He shook his arm free from her detaining hand, and tried to give her the lantern. Its light flickered up and down, on the great boughs of the trees that stretched overhead, on his dark face, pale and stern, in a white heat of anger such as Mary had never seen there before, certainly never with herself for its object.

"Stop—let me tell you," she began, with a violent effort. "You oughtn't to speak to me like that——"

"Speak to you! I don't want to speak to you at all. I wish I had never trusted you—but it's the last time!"

"Very well," Mary said. Somehow, his extreme anger, which altered his voice, making it hoarse and shaky, so that she would hardly have known it, had the effect of raising anger and pride in her too. He was so utterly unjust, if he only knew it; and he would not let her speak to tell him. This was not a man to make a girl happy. She stepped back from him into the road; he still held the lantern in a hand that trembled.

"Very well; let it be the last time," said the girl. "That's my wish as much as yours. The place where Lily got lost is under the big trees outside the Travellers' Joy. My belief is, she's inside that house now, but the woman abused me and wouldn't answer nor let me go in. That's all I can tell you. Good night."
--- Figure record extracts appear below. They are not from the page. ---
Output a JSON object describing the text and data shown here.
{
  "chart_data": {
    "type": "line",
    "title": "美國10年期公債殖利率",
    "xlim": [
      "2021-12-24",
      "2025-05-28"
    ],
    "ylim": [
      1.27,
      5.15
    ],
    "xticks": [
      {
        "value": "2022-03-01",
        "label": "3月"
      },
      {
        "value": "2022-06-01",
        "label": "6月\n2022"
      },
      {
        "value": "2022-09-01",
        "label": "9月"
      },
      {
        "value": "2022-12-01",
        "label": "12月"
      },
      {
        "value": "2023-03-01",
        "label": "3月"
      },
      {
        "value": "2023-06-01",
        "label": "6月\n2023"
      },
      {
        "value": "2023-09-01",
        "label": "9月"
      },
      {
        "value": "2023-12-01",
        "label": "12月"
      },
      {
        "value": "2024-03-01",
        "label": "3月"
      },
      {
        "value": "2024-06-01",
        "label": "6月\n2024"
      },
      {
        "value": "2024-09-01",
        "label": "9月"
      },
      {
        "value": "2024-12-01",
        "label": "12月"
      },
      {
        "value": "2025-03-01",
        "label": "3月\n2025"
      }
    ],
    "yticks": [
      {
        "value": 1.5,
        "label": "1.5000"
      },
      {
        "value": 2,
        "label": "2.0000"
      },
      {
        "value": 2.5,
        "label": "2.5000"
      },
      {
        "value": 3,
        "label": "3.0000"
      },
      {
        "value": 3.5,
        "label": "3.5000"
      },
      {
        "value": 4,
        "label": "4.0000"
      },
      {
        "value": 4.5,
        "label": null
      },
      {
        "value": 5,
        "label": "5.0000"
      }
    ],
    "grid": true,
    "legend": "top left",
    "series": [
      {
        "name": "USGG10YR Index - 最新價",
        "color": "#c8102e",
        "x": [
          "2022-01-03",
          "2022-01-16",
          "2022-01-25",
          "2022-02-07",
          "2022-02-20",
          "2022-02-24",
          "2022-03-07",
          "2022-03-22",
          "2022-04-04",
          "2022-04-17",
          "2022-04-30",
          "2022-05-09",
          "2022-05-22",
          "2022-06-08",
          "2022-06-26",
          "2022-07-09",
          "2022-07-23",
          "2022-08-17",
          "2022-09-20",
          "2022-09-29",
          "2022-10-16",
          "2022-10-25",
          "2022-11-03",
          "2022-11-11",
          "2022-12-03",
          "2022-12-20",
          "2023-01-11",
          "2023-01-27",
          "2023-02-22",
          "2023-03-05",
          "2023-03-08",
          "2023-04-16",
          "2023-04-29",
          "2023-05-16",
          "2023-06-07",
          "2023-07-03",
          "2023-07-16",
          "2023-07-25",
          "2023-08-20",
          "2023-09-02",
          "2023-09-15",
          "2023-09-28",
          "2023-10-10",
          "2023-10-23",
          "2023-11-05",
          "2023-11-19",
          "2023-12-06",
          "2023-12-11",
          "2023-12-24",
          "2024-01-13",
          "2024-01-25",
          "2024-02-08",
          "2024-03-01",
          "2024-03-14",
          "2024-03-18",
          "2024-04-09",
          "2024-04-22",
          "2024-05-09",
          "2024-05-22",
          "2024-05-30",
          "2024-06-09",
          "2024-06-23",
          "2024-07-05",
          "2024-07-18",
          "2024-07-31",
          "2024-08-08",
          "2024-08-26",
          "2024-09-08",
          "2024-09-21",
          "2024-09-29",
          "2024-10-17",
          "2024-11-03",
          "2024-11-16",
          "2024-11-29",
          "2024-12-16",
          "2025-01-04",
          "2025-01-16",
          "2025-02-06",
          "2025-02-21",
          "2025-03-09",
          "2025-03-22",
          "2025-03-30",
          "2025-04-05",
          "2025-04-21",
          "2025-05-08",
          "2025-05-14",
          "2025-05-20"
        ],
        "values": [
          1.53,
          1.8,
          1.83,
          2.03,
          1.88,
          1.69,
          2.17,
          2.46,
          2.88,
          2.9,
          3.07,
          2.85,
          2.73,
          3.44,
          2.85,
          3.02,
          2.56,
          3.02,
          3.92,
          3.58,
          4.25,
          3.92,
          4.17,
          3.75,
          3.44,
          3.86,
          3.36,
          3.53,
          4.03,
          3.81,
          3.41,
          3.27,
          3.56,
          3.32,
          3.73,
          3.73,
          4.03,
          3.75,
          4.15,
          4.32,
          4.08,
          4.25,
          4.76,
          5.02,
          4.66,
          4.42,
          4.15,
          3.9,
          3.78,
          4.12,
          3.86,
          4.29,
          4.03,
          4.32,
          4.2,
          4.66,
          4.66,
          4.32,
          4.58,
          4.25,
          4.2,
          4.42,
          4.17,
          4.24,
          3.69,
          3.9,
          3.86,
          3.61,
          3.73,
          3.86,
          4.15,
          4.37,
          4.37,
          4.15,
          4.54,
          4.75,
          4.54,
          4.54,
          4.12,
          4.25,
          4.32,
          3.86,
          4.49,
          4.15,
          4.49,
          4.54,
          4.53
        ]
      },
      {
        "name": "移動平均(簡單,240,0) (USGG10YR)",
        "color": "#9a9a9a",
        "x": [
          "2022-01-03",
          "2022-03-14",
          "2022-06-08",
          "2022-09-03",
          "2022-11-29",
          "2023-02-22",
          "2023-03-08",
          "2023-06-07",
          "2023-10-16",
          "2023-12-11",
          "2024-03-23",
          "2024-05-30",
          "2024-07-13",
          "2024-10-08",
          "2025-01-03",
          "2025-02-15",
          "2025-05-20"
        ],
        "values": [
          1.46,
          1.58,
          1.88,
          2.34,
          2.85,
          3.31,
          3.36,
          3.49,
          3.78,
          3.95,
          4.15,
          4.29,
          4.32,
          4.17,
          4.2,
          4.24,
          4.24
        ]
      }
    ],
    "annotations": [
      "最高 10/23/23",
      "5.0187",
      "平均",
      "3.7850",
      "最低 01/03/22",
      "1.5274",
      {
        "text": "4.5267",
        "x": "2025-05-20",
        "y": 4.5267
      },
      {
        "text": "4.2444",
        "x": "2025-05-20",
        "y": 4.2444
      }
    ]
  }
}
Her voice was as hard and cold as John's was angry.

"What am I stopping here for then?" he exclaimed. "Here, take the lantern—and whatever possessed you to take that child anywhere near the Travellers' Joy, or to go near it yourself! It's little better than a den of thieves."

"Ah—well, you see you didn't know what a wicked girl I was," said Mary bitterly; and then she laughed.

John stared at her for a moment; he could hardly believe his ears. She suddenly took the lantern from his hand, and started off on her way home; the next instant he was half across the bridge hurrying into the town.

Mary went straight back to the farm, and reached it safely, having overtaken her stepmother and the children in the lane. She would not answer a single question, only saying that she had met John, and he was gone to look for Lily. The look in her face gave Mrs. Alfrick some secret anxiety; she suspected that the two had quarrelled, and knew very well that it was all her doing.